QUESTIONS AND ANSWERS

1.    How many members of the Maori Battalion carried the patu into battle ?

To my knowledge none, Maori were very adept at converting their enemies weapon against them and this was noticable during the earlier Land Wars period when they captured or stole British military rifles and bayonets, and used them to very good effect against the British Army.
During the Second World War, Maori soldiers liked the German MP40 submachine gun and there are countless photos of Maori soldiers (and Officers) armed with this very deadly close range weapon.
Another weapon that the Maori also like was the German 9 MM Luger pistol, and dozens of members of the Battalion had taken these pistols either off the bodies of the enemy they killed, or off German Officers that surendered.
Now, the other thing to be aware of, and I have seen this happen many times when I was overseas myself, is that if Maori soldiers find a hard, heavy piece of wood that they can fashion into a traditional weapon, then in their spare time they will set about and carve a traditional weapon, usually a Taiaha, but also I have seen Patu in their "lazy hours," using either a combat knife, or a bayonet.
These traditional weapons are then borrowed by the Unit haka party and appear in all sorts of photos.
However, actually carrying a patu into Battle, I personally know of no recorded instance, but I cannot state this, and perhaps one of my friends might know different.

2.    How many members of the Maori Battalion wore moku's ?

To my knowledge absolutely none. I think the last (male Maori) moko were put on the men during the Waikato War in the 1860's. This was done then to keep the tradition alive. If the men were say 30 years old by that time, then they were probably all gone by about 1930, and the Second World War started in 1939.
The male moko, had become regarded as something of a "War Protest" and after Senior Chiefs like the Maori King, Rewi Maniapoto and others said that they were putting away their weapons of war "forever" then the (male) tradition of moko rapidly died out. By about 1930 it was gone completely.
What Maori soldiers did do in the First World War, and I know this for a fact because I had three uncles in the New Zealand (MAORI) Pioneer Battalion, was this. They were issued with a badge which featured a Maori Warriors head and him doing a "pukana" (rolling eyes, protruding tongue). This warrior was wearing a greenstone necklace about his neck, and it was actually traditional for Maori warriors to go into battle "naked" (however during the Land Wars they wore waist-coats so as to hold their percussion caps). Now in the New Zealand (MAORI) Pioneer Battalion it was traditional for any soldier who had seen action to actually cut out the greenstone necklace and there are many, many examples of the badge cut in this way.

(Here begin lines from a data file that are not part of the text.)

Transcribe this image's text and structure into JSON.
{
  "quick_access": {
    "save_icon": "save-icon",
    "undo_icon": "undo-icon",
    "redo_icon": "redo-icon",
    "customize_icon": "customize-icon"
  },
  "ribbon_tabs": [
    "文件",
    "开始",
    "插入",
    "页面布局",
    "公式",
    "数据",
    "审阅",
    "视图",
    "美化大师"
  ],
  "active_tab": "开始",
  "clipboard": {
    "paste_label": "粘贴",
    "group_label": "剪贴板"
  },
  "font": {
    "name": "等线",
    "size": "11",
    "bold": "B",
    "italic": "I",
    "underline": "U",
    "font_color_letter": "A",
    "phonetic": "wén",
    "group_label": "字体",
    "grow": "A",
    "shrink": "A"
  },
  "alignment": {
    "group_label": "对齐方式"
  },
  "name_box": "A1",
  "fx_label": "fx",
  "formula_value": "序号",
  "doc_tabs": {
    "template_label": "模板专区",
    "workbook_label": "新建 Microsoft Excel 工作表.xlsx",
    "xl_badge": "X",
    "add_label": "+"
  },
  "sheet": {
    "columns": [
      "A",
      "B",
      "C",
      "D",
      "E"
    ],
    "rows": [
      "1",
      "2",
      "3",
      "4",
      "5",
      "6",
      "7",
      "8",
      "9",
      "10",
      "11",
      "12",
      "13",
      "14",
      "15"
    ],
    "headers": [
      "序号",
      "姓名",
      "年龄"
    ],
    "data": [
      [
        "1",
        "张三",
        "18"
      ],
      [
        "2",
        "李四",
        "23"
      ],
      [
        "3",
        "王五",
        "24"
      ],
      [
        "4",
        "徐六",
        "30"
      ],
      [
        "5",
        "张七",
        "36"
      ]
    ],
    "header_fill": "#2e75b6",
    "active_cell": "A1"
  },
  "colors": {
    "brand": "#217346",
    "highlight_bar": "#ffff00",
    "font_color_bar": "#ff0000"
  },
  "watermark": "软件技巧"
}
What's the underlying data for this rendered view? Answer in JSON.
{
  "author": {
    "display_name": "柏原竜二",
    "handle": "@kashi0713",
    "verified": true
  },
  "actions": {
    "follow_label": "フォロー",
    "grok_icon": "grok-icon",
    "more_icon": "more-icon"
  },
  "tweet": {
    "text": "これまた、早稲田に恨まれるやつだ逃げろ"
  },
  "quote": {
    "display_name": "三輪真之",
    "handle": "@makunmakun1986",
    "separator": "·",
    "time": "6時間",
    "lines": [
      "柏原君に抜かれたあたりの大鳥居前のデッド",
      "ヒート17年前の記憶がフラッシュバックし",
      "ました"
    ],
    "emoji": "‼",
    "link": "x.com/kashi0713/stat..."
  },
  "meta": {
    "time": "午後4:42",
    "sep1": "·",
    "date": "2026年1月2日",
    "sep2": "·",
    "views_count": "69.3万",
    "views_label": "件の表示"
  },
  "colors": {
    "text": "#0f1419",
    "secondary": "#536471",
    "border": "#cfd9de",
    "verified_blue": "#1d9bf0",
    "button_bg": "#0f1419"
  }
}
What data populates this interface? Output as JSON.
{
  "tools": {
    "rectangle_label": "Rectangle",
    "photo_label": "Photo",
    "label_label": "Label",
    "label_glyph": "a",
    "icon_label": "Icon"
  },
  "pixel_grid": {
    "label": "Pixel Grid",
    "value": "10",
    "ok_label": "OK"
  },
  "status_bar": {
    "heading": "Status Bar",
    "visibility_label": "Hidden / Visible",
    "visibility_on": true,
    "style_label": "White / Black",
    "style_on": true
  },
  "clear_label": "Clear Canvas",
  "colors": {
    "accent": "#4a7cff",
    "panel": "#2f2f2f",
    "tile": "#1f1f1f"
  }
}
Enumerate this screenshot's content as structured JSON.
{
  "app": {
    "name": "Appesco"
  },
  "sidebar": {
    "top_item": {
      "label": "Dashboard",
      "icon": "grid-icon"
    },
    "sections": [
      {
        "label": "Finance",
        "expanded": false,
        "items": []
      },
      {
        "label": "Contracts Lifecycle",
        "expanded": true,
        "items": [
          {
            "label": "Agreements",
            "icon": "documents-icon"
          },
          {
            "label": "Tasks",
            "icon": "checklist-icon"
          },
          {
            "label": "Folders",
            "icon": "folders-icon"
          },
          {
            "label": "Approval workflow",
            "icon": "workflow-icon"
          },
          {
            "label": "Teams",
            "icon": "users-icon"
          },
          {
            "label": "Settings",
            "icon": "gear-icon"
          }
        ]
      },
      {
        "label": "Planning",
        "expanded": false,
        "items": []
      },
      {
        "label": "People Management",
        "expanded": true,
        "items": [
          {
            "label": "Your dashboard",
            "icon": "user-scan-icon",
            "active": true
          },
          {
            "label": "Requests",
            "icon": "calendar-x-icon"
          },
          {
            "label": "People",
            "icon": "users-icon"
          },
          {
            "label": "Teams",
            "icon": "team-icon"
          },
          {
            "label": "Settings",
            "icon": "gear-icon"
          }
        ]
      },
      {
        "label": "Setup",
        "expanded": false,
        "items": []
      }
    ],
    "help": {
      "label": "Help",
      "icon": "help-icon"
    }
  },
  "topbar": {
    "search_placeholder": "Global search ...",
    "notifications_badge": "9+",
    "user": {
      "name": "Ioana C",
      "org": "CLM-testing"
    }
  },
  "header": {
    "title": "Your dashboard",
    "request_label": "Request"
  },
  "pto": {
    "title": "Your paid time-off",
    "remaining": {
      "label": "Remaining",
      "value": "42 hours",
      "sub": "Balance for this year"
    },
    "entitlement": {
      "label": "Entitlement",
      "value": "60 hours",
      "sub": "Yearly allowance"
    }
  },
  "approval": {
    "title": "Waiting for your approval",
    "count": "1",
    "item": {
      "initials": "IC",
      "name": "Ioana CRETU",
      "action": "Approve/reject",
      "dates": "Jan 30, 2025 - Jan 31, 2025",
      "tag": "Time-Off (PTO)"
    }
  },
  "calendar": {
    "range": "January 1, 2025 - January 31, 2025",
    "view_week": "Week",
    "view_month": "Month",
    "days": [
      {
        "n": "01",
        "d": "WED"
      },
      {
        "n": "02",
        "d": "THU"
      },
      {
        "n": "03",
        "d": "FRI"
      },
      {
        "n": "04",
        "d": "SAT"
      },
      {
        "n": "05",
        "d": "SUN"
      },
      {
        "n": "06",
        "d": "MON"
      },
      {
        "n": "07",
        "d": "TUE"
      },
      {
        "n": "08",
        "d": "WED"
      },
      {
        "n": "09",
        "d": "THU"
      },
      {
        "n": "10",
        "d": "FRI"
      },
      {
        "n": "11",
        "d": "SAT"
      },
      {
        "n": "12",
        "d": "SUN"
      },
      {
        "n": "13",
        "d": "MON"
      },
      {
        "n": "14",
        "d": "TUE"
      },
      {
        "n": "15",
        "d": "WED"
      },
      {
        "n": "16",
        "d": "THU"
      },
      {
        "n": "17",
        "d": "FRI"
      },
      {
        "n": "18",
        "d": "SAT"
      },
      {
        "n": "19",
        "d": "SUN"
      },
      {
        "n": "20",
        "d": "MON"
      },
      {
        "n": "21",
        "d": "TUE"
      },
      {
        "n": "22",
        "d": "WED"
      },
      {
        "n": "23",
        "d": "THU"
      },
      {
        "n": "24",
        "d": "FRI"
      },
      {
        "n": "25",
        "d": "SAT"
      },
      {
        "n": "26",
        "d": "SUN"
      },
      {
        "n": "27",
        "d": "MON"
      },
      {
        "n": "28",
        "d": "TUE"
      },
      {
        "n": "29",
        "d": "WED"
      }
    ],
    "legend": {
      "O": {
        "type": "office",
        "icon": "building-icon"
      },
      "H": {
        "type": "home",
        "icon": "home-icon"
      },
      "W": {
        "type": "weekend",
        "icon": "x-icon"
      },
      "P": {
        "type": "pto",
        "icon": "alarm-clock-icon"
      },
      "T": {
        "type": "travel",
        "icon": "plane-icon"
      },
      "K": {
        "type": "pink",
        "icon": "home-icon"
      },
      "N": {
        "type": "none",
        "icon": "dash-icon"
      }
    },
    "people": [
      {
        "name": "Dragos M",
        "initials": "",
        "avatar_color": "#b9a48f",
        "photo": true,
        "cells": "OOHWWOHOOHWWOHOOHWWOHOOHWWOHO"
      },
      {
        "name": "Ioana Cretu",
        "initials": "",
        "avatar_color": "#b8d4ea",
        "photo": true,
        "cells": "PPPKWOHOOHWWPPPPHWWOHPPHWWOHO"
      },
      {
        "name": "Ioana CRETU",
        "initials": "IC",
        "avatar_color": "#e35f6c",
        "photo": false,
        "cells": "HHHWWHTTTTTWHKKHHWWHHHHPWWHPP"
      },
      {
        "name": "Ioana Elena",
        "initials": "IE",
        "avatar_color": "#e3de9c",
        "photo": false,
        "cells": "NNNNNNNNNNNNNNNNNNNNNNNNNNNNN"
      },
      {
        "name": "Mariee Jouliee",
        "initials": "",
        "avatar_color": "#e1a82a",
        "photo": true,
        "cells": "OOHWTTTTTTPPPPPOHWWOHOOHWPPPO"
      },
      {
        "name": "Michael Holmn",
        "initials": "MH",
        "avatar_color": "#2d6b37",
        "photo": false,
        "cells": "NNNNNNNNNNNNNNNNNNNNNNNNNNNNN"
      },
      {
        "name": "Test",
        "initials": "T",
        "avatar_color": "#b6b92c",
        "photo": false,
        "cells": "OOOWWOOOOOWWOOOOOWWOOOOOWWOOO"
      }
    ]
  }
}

Female Moko:  This tradition "almost" did not die out and the reason for this is because the elders of various tribes had all of their young women who were in the various concert parties for the visiting members of the British Royal family mokoed prior to leaving on their hikoi. Female moko was also considered a very real sign of beauty, especially if the womans lips were completely blue.
As a small boy I was whangaied to my Maori aunt and uncle (I am Pakeha, but half of my whanau are Maori) for the school holidays and at the time my aunt and uncle owned a farm in Te Puna in the Bay of Plenty.
Whenever we went to town (Tauranga) after watching the pictures in Tauranga, we would get fish and chips and gather with the old Kuia (Grand Old Ladies) on the foreshore. They were all mokoed (some chisled and with blue lips) except for my aunty Rama who was senior to all of them. The fact that she was not mokoed was her one regret and she told me this many times. What happened was that her entire concert party got mokoed up in (I think) in 1908 for the visit of the Prince of Wales, however my aunty Rama was a Catholic and the Priest visited her parents and begged them not to let her get tattoed.
I "think" that the last group of Maori women to be tattoed was in about 1910/1912, and as you can appreciate a few of these women lived to a great age and up to the 1970's when the tradition was re-commenced...so the female tradition of moko has never died, and I have several female friends who proudly wear moko.